Giving Compass' Take:

• Emily Widra at Prison Policy Initiative highlights research that shows the high rates of urban incarceration and the underlying reasons behind these findings. 

• The researchers point out that cities and towns have multiple factors that impact incarceration rates, (i.e., poverty, quality of social services, police departments, etc.) How can donors become involved at the local level to curb the number of individuals incarcerated in urban centers? 

• Look back at the state of mass incarceration in 2018. 


How has mass incarceration impacted the city you live in? This question frequently drives our readers to ask about the incarceration rates of specific cities. Because of the decentralized nature of criminal justice data, drilling down to the city level is difficult-to-impossible, but now you can calculate the prison incarceration rate of a city’s surrounding county using the Vera Institute’s Incarceration Trends Database.

Using that tool, I calculated the incarceration rates of the most populous counties in 39 states (all those where data was available) – and uncovered a few surprises.

With many large cities currently making criminal justice reform a priority – and with the highest rates of incarceration now in small cities and towns – you might expect large cities to be less punitive than the states they belong to. But 14 counties I evaluated (such as Philadelphia County and Los Angeles County) still have disproportionately high prison incarceration rates compared to the rest of their states.

So why do most of these counties differ significantly from the states they’re located in when it comes to incarceration? Clearly, local incarceration rates are impacted by much more than sentencing laws and other factors determined at the state level.

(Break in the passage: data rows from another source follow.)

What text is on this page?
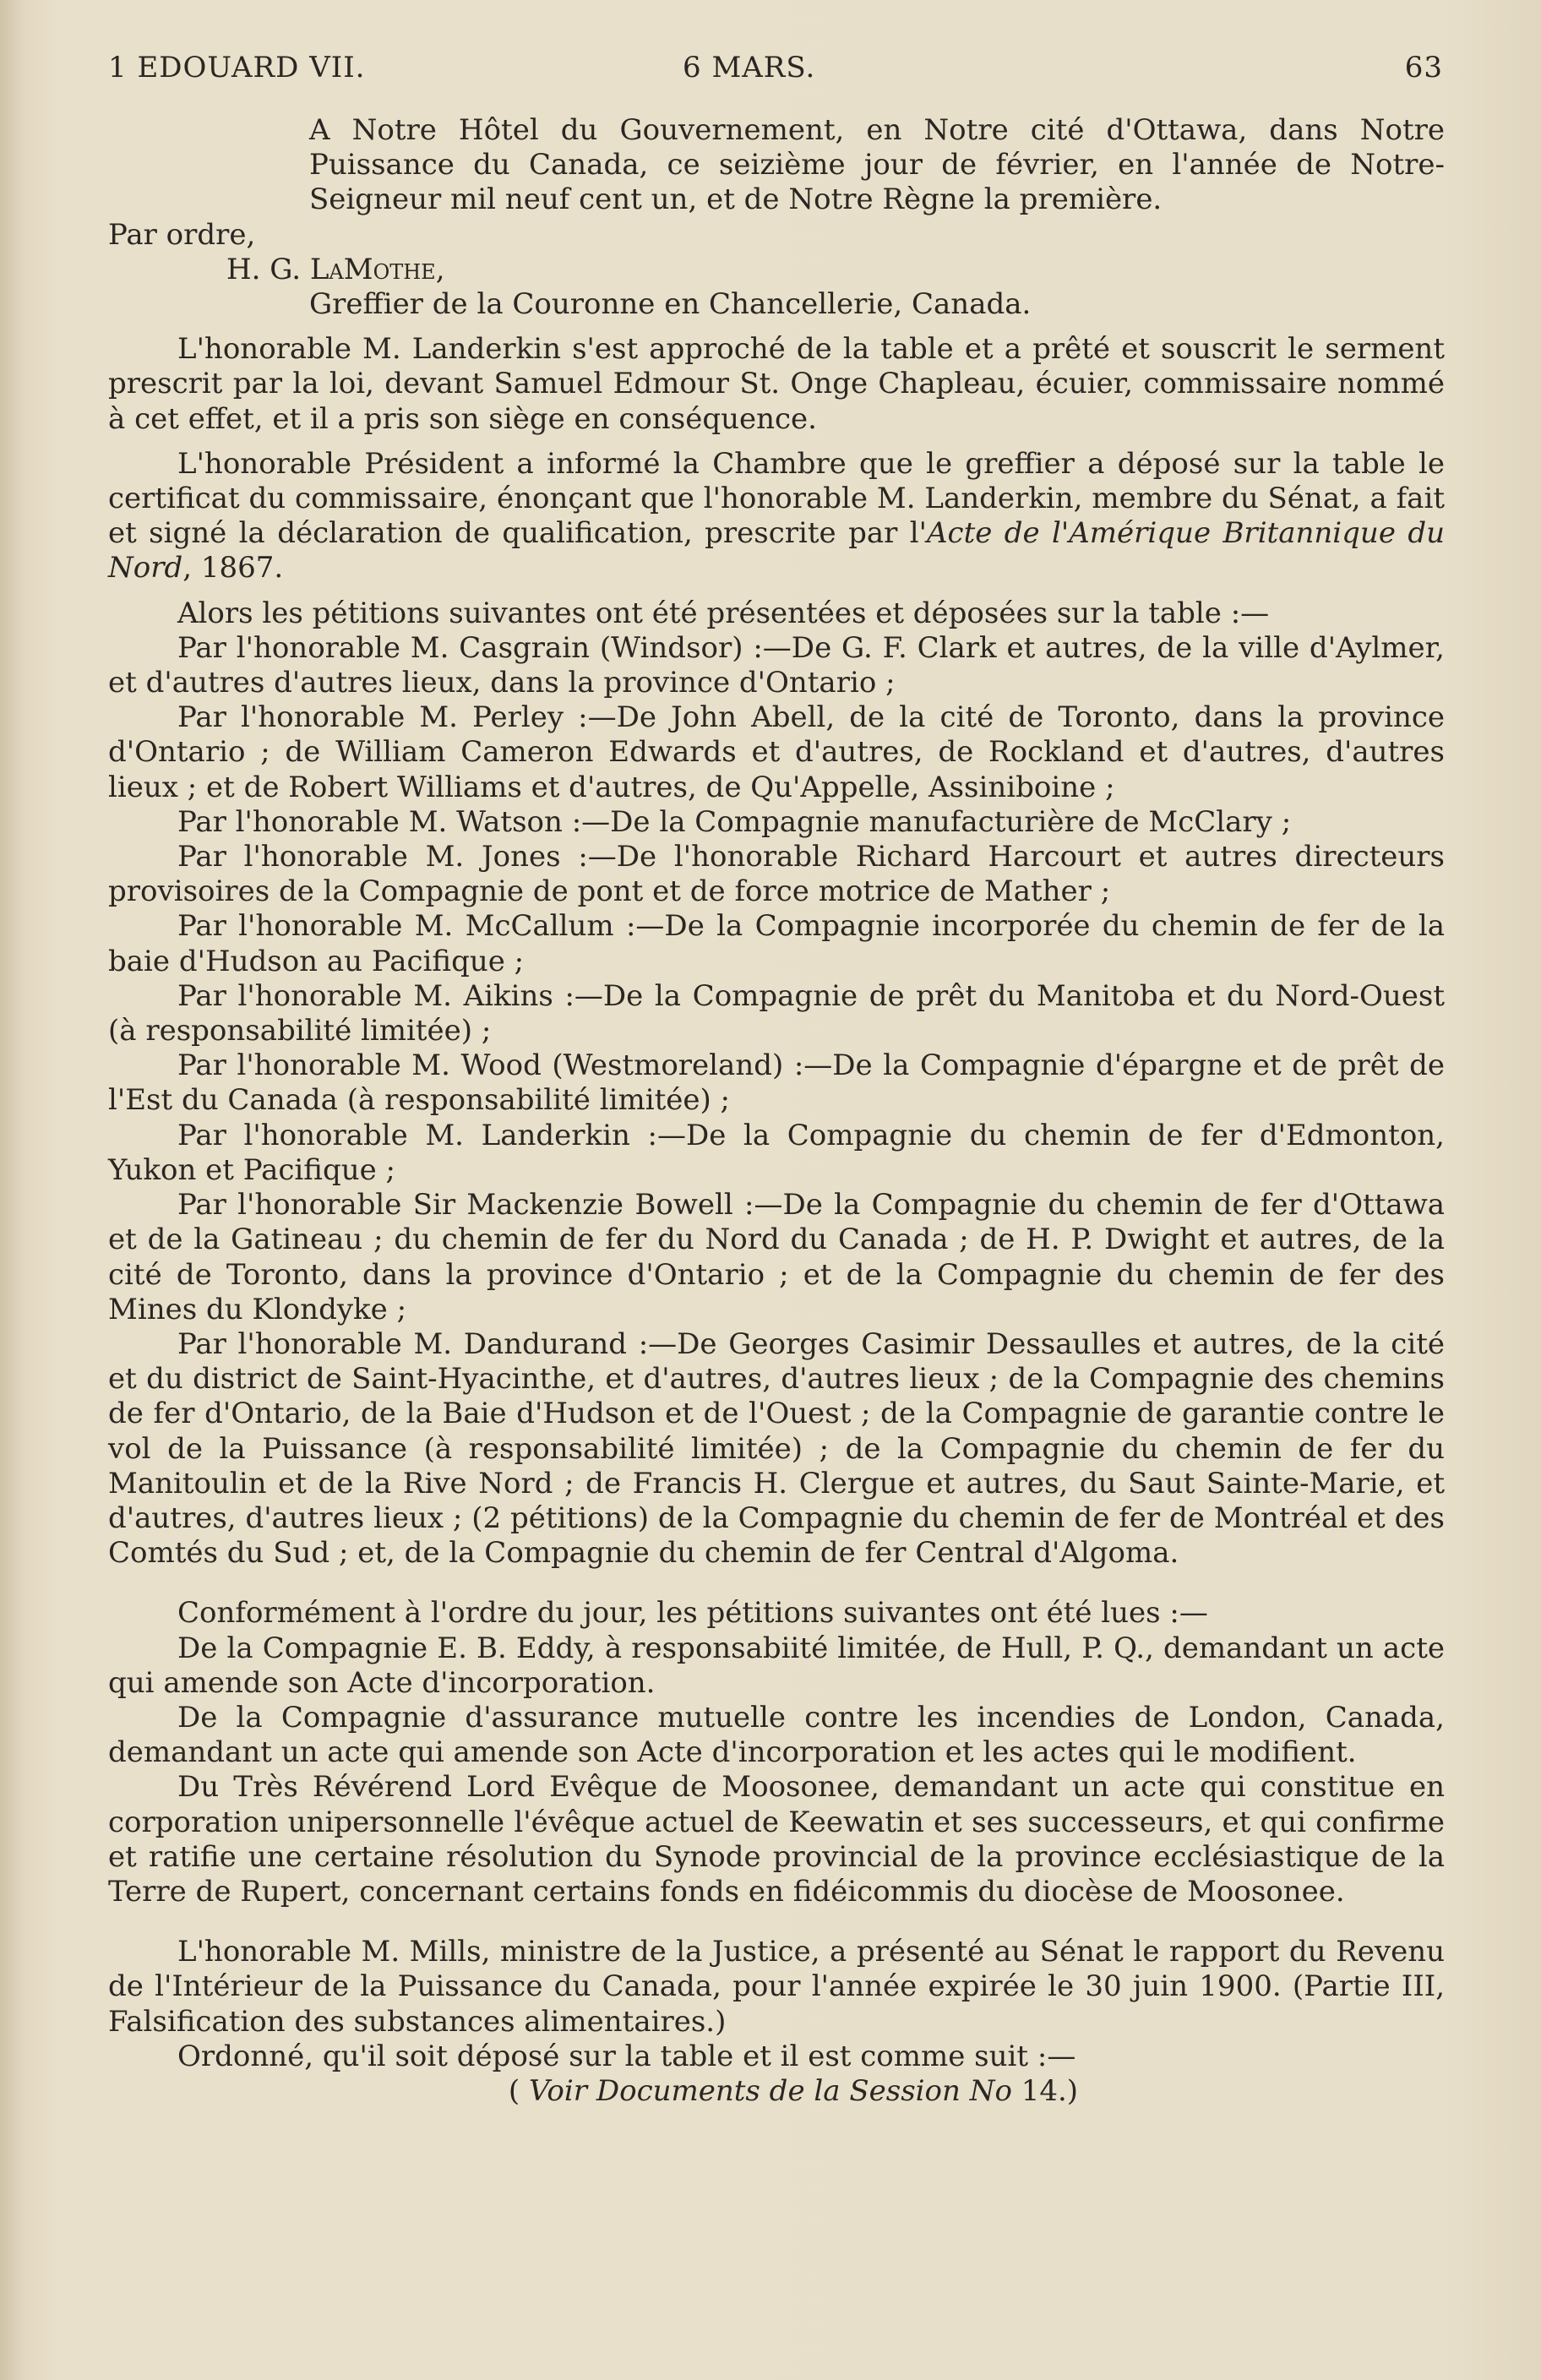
1 EDOUARD VII.	6 MARS.	63

A Notre Hôtel du Gouvernement, en Notre cité d'Ottawa, dans Notre Puissance du Canada, ce seizième jour de février, en l'année de Notre-Seigneur mil neuf cent un, et de Notre Règne la première.

Par ordre,

H. G. LaMothe,

Greffier de la Couronne en Chancellerie, Canada.

L'honorable M. Landerkin s'est approché de la table et a prêté et souscrit le serment prescrit par la loi, devant Samuel Edmour St. Onge Chapleau, écuier, commissaire nommé à cet effet, et il a pris son siège en conséquence.

L'honorable Président a informé la Chambre que le greffier a déposé sur la table le certificat du commissaire, énonçant que l'honorable M. Landerkin, membre du Sénat, a fait et signé la déclaration de qualification, prescrite par l'Acte de l'Amérique Britannique du Nord, 1867.

Alors les pétitions suivantes ont été présentées et déposées sur la table :—

Par l'honorable M. Casgrain (Windsor) :—De G. F. Clark et autres, de la ville d'Aylmer, et d'autres d'autres lieux, dans la province d'Ontario ;

Par l'honorable M. Perley :—De John Abell, de la cité de Toronto, dans la province d'Ontario ; de William Cameron Edwards et d'autres, de Rockland et d'autres, d'autres lieux ; et de Robert Williams et d'autres, de Qu'Appelle, Assiniboine ;

Par l'honorable M. Watson :—De la Compagnie manufacturière de McClary ;

Par l'honorable M. Jones :—De l'honorable Richard Harcourt et autres directeurs provisoires de la Compagnie de pont et de force motrice de Mather ;

Par l'honorable M. McCallum :—De la Compagnie incorporée du chemin de fer de la baie d'Hudson au Pacifique ;

Par l'honorable M. Aikins :—De la Compagnie de prêt du Manitoba et du Nord-Ouest (à responsabilité limitée) ;

Par l'honorable M. Wood (Westmoreland) :—De la Compagnie d'épargne et de prêt de l'Est du Canada (à responsabilité limitée) ;

Par l'honorable M. Landerkin :—De la Compagnie du chemin de fer d'Edmonton, Yukon et Pacifique ;

Par l'honorable Sir Mackenzie Bowell :—De la Compagnie du chemin de fer d'Ottawa et de la Gatineau ; du chemin de fer du Nord du Canada ; de H. P. Dwight et autres, de la cité de Toronto, dans la province d'Ontario ; et de la Compagnie du chemin de fer des Mines du Klondyke ;

Par l'honorable M. Dandurand :—De Georges Casimir Dessaulles et autres, de la cité et du district de Saint-Hyacinthe, et d'autres, d'autres lieux ; de la Compagnie des chemins de fer d'Ontario, de la Baie d'Hudson et de l'Ouest ; de la Compagnie de garantie contre le vol de la Puissance (à responsabilité limitée) ; de la Compagnie du chemin de fer du Manitoulin et de la Rive Nord ; de Francis H. Clergue et autres, du Saut Sainte-Marie, et d'autres, d'autres lieux ; (2 pétitions) de la Compagnie du chemin de fer de Montréal et des Comtés du Sud ; et, de la Compagnie du chemin de fer Central d'Algoma.

Conformément à l'ordre du jour, les pétitions suivantes ont été lues :—

De la Compagnie E. B. Eddy, à responsabiité limitée, de Hull, P. Q., demandant un acte qui amende son Acte d'incorporation.

De la Compagnie d'assurance mutuelle contre les incendies de London, Canada, demandant un acte qui amende son Acte d'incorporation et les actes qui le modifient.

Du Très Révérend Lord Evêque de Moosonee, demandant un acte qui constitue en corporation unipersonnelle l'évêque actuel de Keewatin et ses successeurs, et qui confirme et ratifie une certaine résolution du Synode provincial de la province ecclésiastique de la Terre de Rupert, concernant certains fonds en fidéicommis du diocèse de Moosonee.

L'honorable M. Mills, ministre de la Justice, a présenté au Sénat le rapport du Revenu de l'Intérieur de la Puissance du Canada, pour l'année expirée le 30 juin 1900. (Partie III, Falsification des substances alimentaires.)

Ordonné, qu'il soit déposé sur la table et il est comme suit :—

( Voir Documents de la Session No 14.)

To state the obvious, cities and towns vary widely in their levels of poverty and in the quality of their social services (such as education, drug treatment and health care), both of which impact crime. But other factors matter too. Police departments and prosecutors differ in how aggressively they target crime, especially low-level crime. Cities and towns that invest in diversion programs for veterans, people with mental illness, and people with a substance use disorder may send fewer people to prison than areas without the same community services.